The median household in Old Bar earns $1k per week — roughly $61k a year (ABS Census 2021). Median personal income runs $613/week. Income, rent-to-income and mortgage-to-income context sits in the "Who lives here" section above.
Old Bar is mostly owner-occupied: about 71% of households are owner-occupiers and 27% rent (ABS Census 2021). Of owners, 46% own outright and 25% are paying off a mortgage.
Old Bar has 20 schools within reach, 1 of them inside the suburb itself — including Old Bar Public School. The Schools section above maps each one with sector, year range, enrolment, Micromarkets-compiled academic ratings and ICSEA (ACARA).

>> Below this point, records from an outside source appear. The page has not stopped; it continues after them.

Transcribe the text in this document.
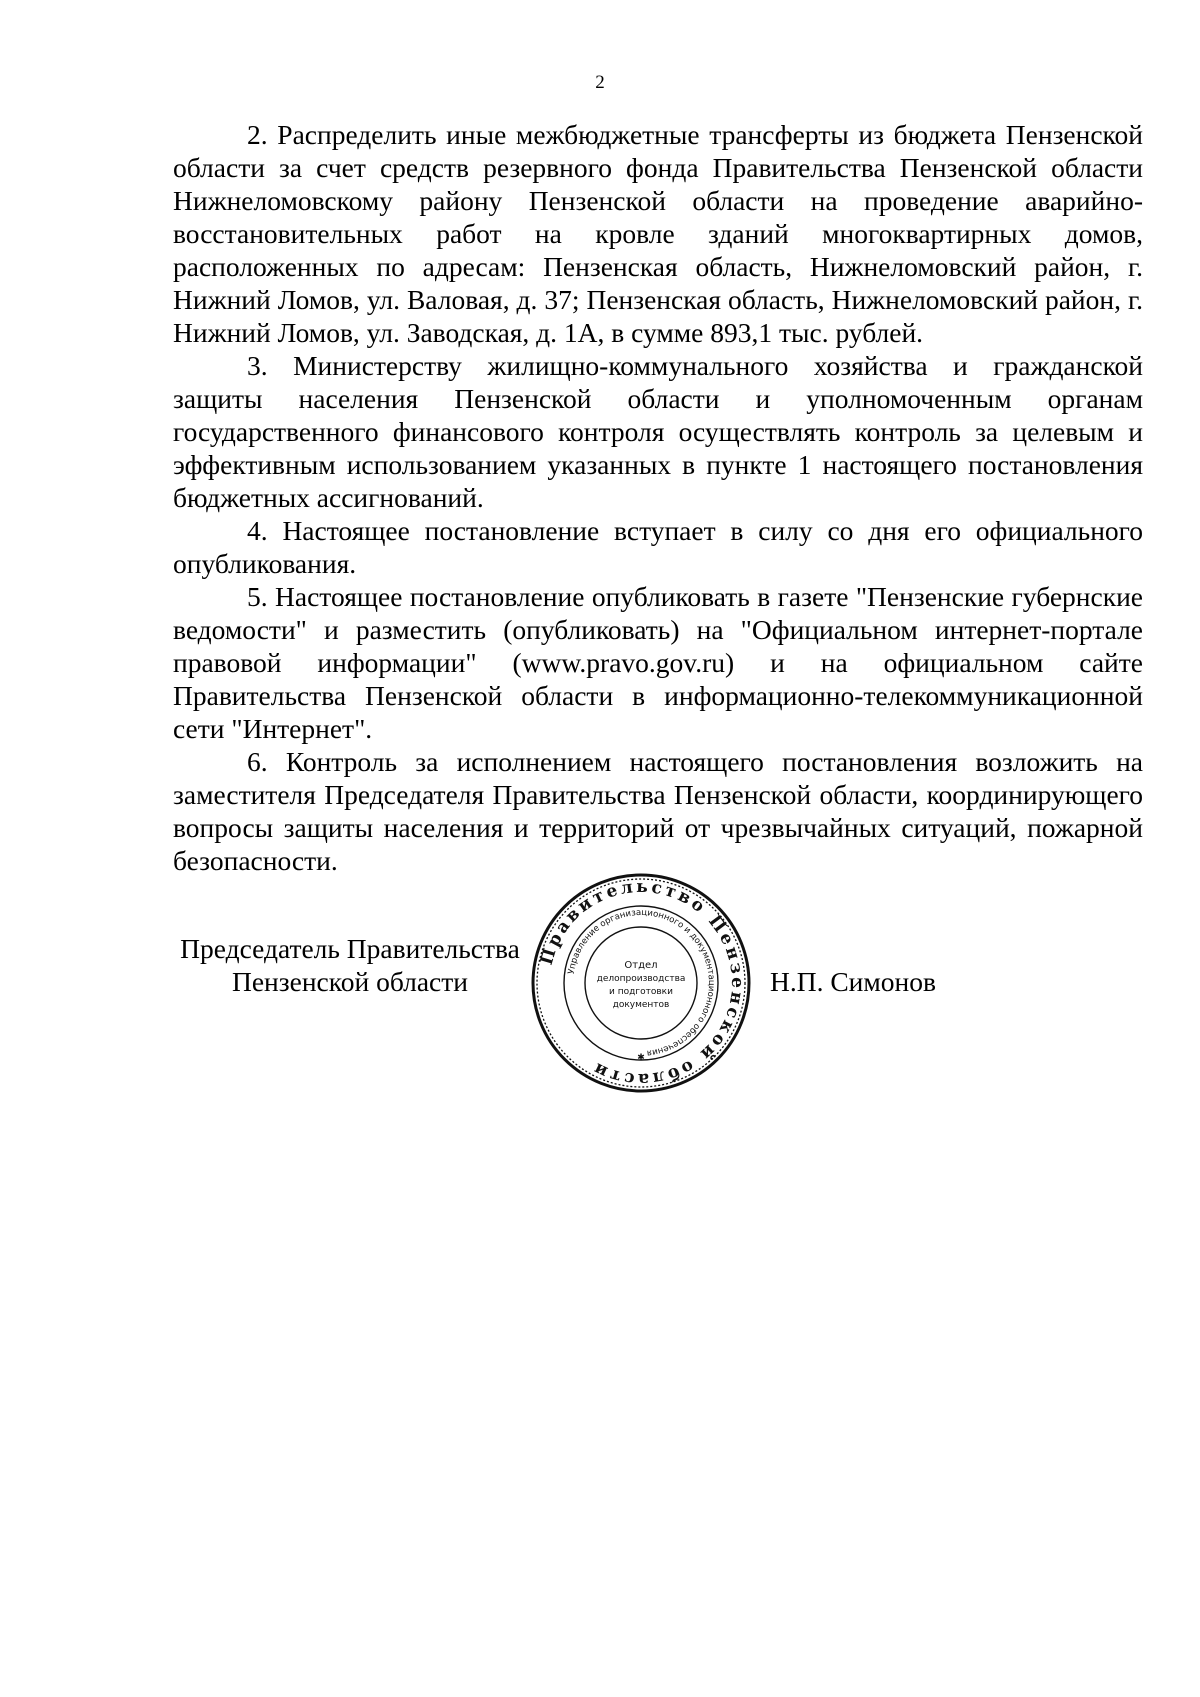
2

2. Распределить иные межбюджетные трансферты из бюджета Пензенской области за счет средств резервного фонда Правительства Пензенской области Нижнеломовскому району Пензенской области на проведение аварийно-восстановительных работ на кровле зданий многоквартирных домов, расположенных по адресам: Пензенская область, Нижнеломовский район, г. Нижний Ломов, ул. Валовая, д. 37; Пензенская область, Нижнеломовский район, г. Нижний Ломов, ул. Заводская, д. 1А, в сумме 893,1 тыс. рублей.

3. Министерству жилищно-коммунального хозяйства и гражданской защиты населения Пензенской области и уполномоченным органам государственного финансового контроля осуществлять контроль за целевым и эффективным использованием указанных в пункте 1 настоящего постановления бюджетных ассигнований.

4. Настоящее постановление вступает в силу со дня его официального опубликования.

5. Настоящее постановление опубликовать в газете "Пензенские губернские ведомости" и разместить (опубликовать) на "Официальном интернет-портале правовой информации" (www.pravo.gov.ru) и на официальном сайте Правительства Пензенской области в информационно-телекоммуникационной сети "Интернет".

6. Контроль за исполнением настоящего постановления возложить на заместителя Председателя Правительства Пензенской области, координирующего вопросы защиты населения и территорий от чрезвычайных ситуаций, пожарной безопасности.

Председатель Правительства
Пензенской области	Н.П. Симонов
Правительство Пензенской области
Управление организационного и документационного обеспечения
Отдел
делопроизводства
и подготовки
документов
✱
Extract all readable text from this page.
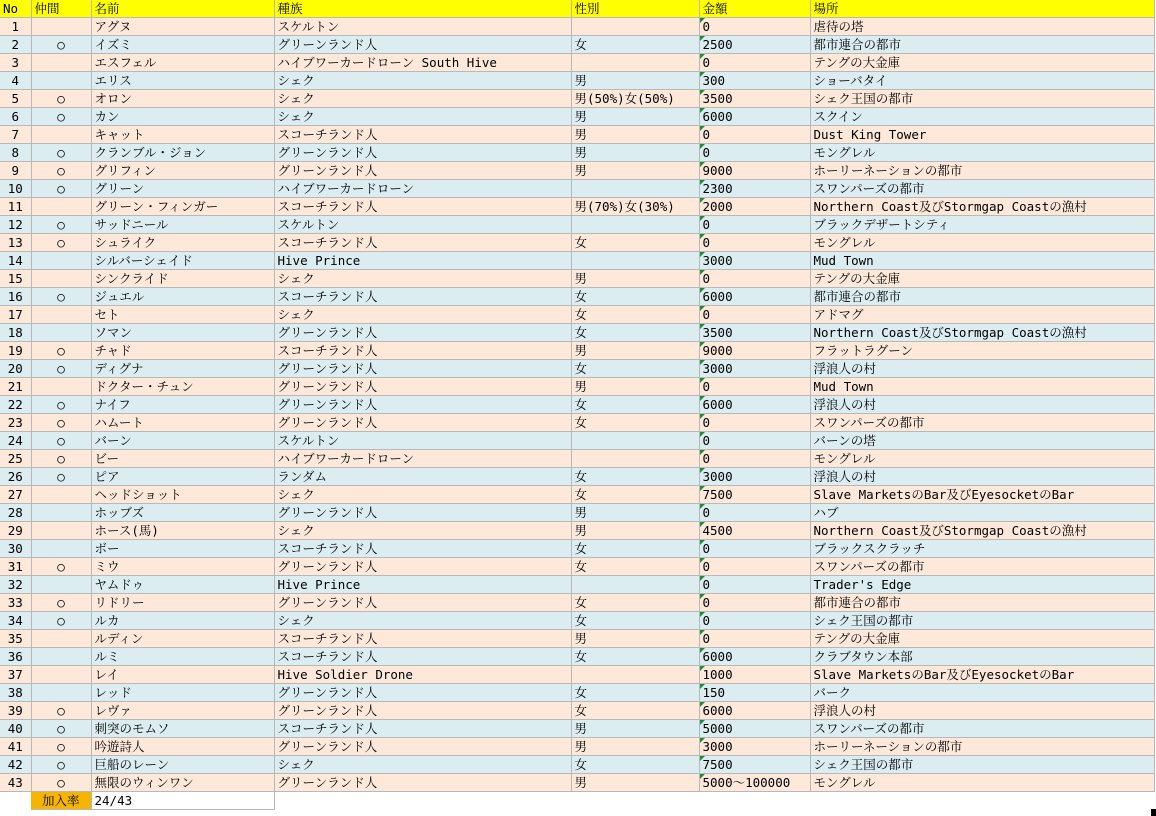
No	仲間	名前	種族	性別	金額	場所
1		アグヌ	スケルトン		0	虐待の塔
2	○	イズミ	グリーンランド人	女	2500	都市連合の都市
3		エスフェル	ハイブワーカードローン South Hive		0	テングの大金庫
4		エリス	シェク	男	300	ショーバタイ
5	○	オロン	シェク	男(50%)女(50%)	3500	シェク王国の都市
6	○	カン	シェク	男	6000	スクイン
7		キャット	スコーチランド人	男	0	Dust King Tower
8	○	クランブル・ジョン	グリーンランド人	男	0	モングレル
9	○	グリフィン	グリーンランド人	男	9000	ホーリーネーションの都市
10	○	グリーン	ハイブワーカードローン		2300	スワンパーズの都市
11		グリーン・フィンガー	スコーチランド人	男(70%)女(30%)	2000	Northern Coast及びStormgap Coastの漁村
12	○	サッドニール	スケルトン		0	ブラックデザートシティ
13	○	シュライク	スコーチランド人	女	0	モングレル
14		シルバーシェイド	Hive Prince		3000	Mud Town
15		シンクライド	シェク	男	0	テングの大金庫
16	○	ジュエル	スコーチランド人	女	6000	都市連合の都市
17		セト	シェク	女	0	アドマグ
18		ソマン	グリーンランド人	女	3500	Northern Coast及びStormgap Coastの漁村
19	○	チャド	スコーチランド人	男	9000	フラットラグーン
20	○	ディグナ	グリーンランド人	女	3000	浮浪人の村
21		ドクター・チュン	グリーンランド人	男	0	Mud Town
22	○	ナイフ	グリーンランド人	女	6000	浮浪人の村
23	○	ハムート	グリーンランド人	女	0	スワンパーズの都市
24	○	バーン	スケルトン		0	バーンの塔
25	○	ビー	ハイブワーカードローン		0	モングレル
26	○	ピア	ランダム	女	3000	浮浪人の村
27		ヘッドショット	シェク	女	7500	Slave MarketsのBar及びEyesocketのBar
28		ホッブズ	グリーンランド人	男	0	ハブ
29		ホース(馬)	シェク	男	4500	Northern Coast及びStormgap Coastの漁村
30		ボー	スコーチランド人	女	0	ブラックスクラッチ
31	○	ミウ	グリーンランド人	女	0	スワンパーズの都市
32		ヤムドゥ	Hive Prince		0	Trader's Edge
33	○	リドリー	グリーンランド人	女	0	都市連合の都市
34	○	ルカ	シェク	女	0	シェク王国の都市
35		ルディン	スコーチランド人	男	0	テングの大金庫
36		ルミ	スコーチランド人	女	6000	クラブタウン本部
37		レイ	Hive Soldier Drone		1000	Slave MarketsのBar及びEyesocketのBar
38		レッド	グリーンランド人	女	150	バーク
39	○	レヴァ	グリーンランド人	女	6000	浮浪人の村
40	○	刺突のモムソ	スコーチランド人	男	5000	スワンパーズの都市
41	○	吟遊詩人	グリーンランド人	男	3000	ホーリーネーションの都市
42	○	巨船のレーン	シェク	女	7500	シェク王国の都市
43	○	無限のウィンワン	グリーンランド人	男	5000～100000	モングレル
	加入率	24/43				
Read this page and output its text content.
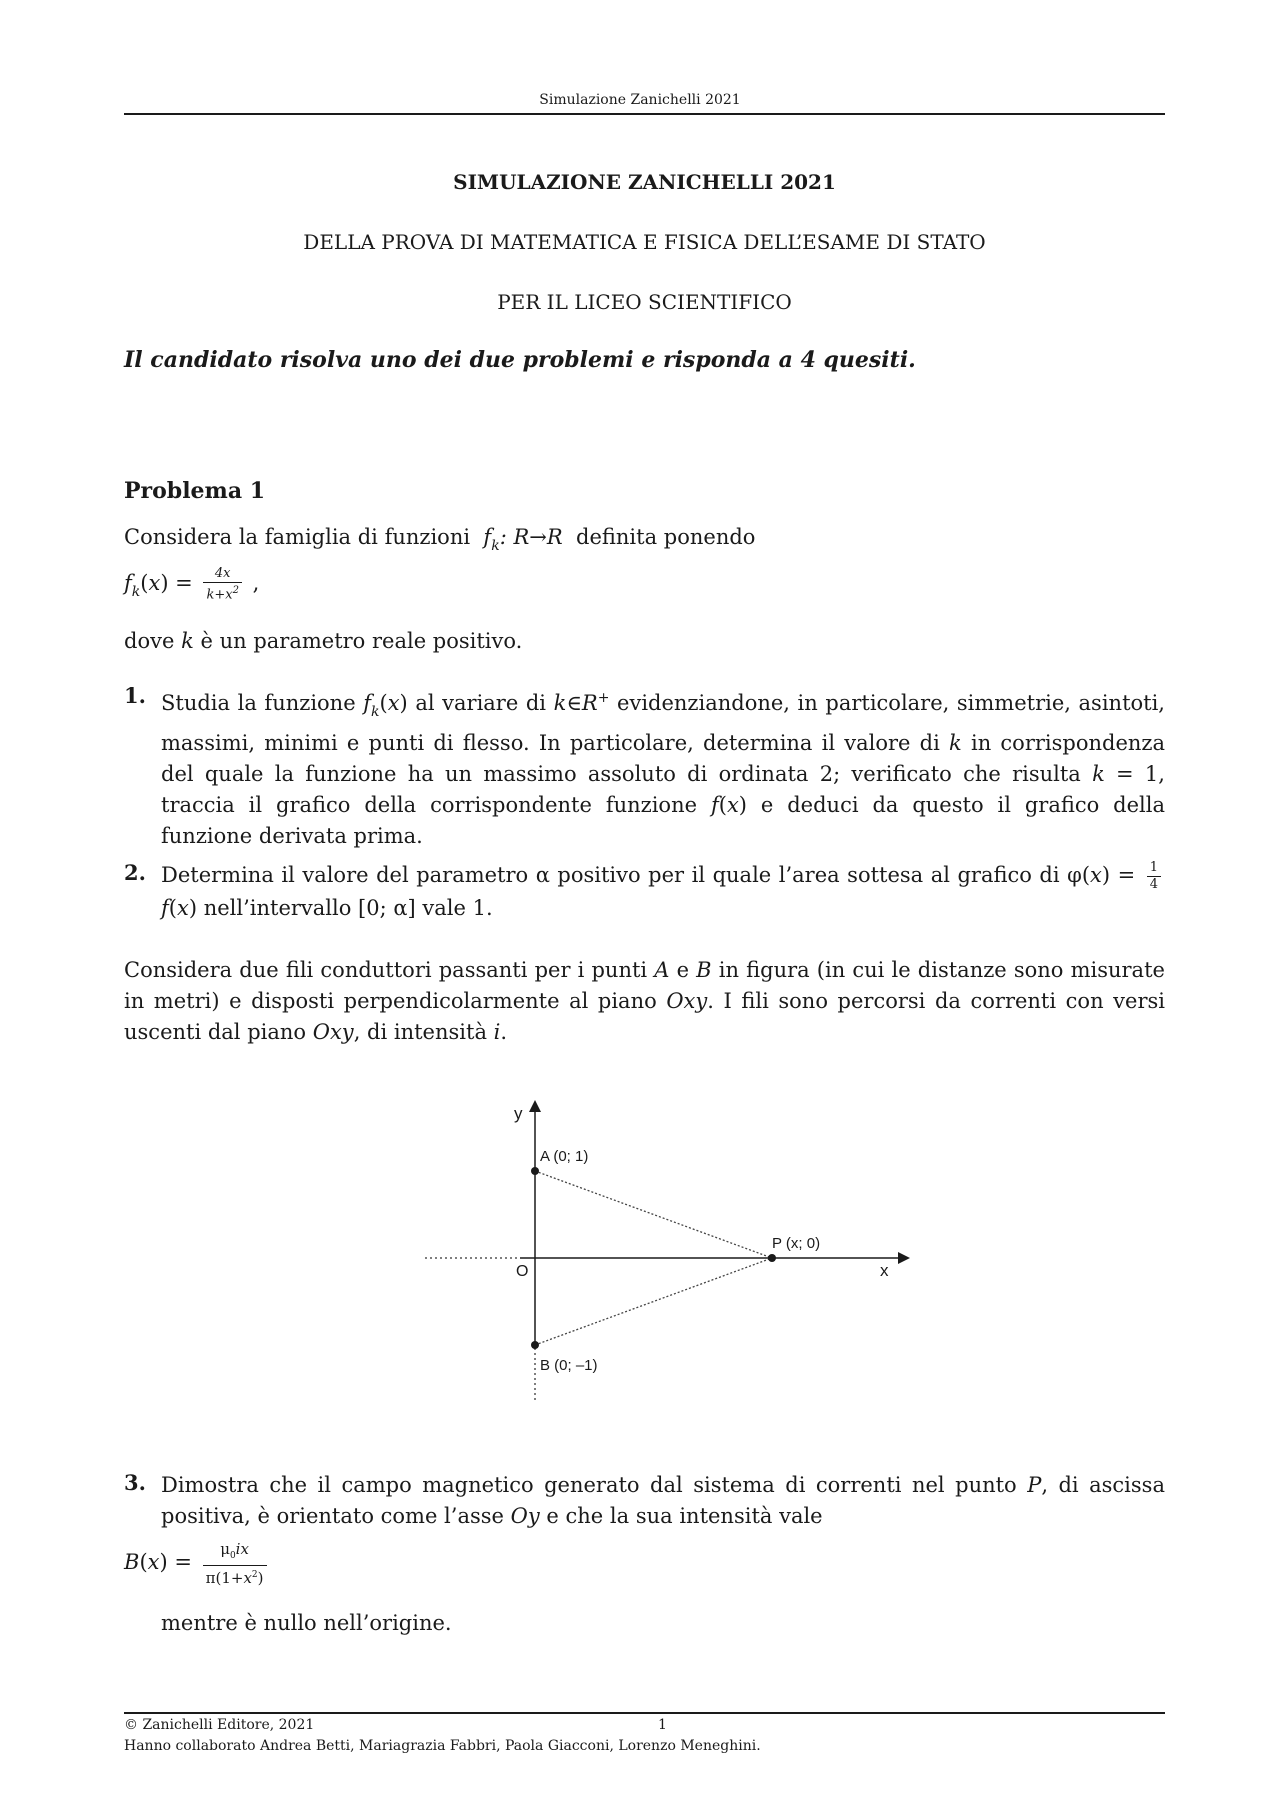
Simulazione Zanichelli 2021
SIMULAZIONE ZANICHELLI 2021
DELLA PROVA DI MATEMATICA E FISICA DELL’ESAME DI STATO
PER IL LICEO SCIENTIFICO
Il candidato risolva uno dei due problemi e risponda a 4 quesiti.
Problema 1
Considera la famiglia di funzioni $f_k$: R→R definita ponendo
$f_k(x) = \frac{4x}{k+x^2}$ ,
dove k è un parametro reale positivo.
1. Studia la funzione $f_k(x)$ al variare di k∈R+ evidenziandone, in particolare, simmetrie, asintoti, massimi, minimi e punti di flesso. In particolare, determina il valore di k in corrispondenza del quale la funzione ha un massimo assoluto di ordinata 2; verificato che risulta k = 1, traccia il grafico della corrispondente funzione f(x) e deduci da questo il grafico della funzione derivata prima.
2. Determina il valore del parametro α positivo per il quale l’area sottesa al grafico di $\varphi(x) = \frac{1}{4}$
f(x) nell’intervallo [0; α] vale 1.
Considera due fili conduttori passanti per i punti A e B in figura (in cui le distanze sono misurate in metri) e disposti perpendicolarmente al piano Oxy. I fili sono percorsi da correnti con versi uscenti dal piano Oxy, di intensità i.
y
x
O
A (0; 1)
B (0; –1)
P (x; 0)
3. Dimostra che il campo magnetico generato dal sistema di correnti nel punto P, di ascissa positiva, è orientato come l’asse Oy e che la sua intensità vale
$B(x) = \frac{\mu_0ix}{\pi(1+x^2)}$
mentre è nullo nell’origine.
© Zanichelli Editore, 2021	1
Hanno collaborato Andrea Betti, Mariagrazia Fabbri, Paola Giacconi, Lorenzo Meneghini.
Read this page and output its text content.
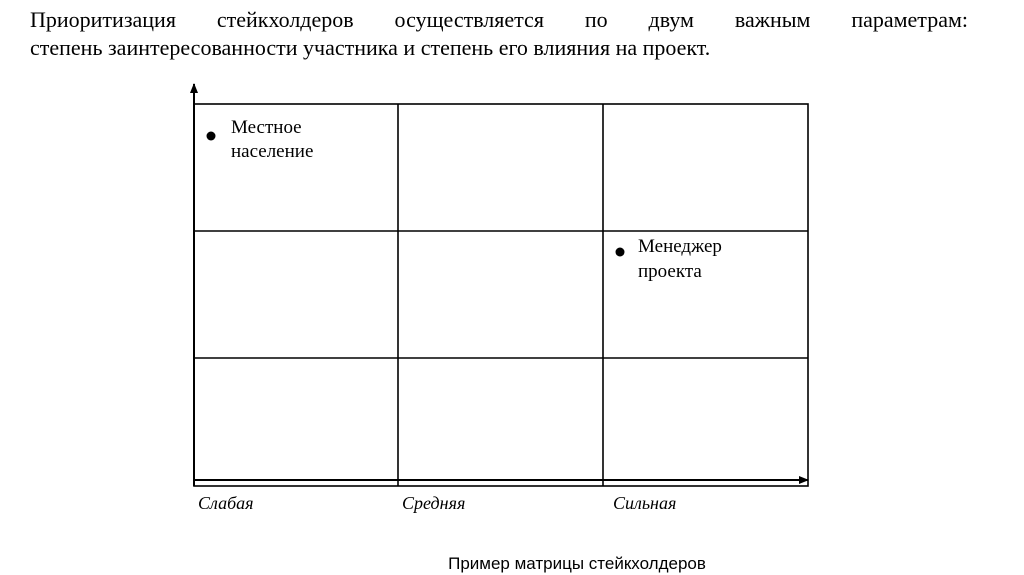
Приоритизация стейкхолдеров осуществляется по двум важным параметрам:
степень заинтересованности участника и степень его влияния на проект.
Слабая	Средняя	Сильная
Местное
население
Менеджер
проекта
Пример матрицы стейкхолдеров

Old Bar, NSW 2430 has a population of 5,126, a median age of 50, a median household income around $1k/week, 27% of households renting (ABS Census 2021). There are 20 schools within reach. Whether it's the right fit depends on your priorities — these figures describe the community, housing mix and amenity rather than offer a verdict.
This Old Bar market data was last updated June 2026. Figures are computed monthly from 12-month rolling windows of recorded sales and leases, with five years of monthly history behind the trend charts. Methodology, glossary and data sources are linked in the footer.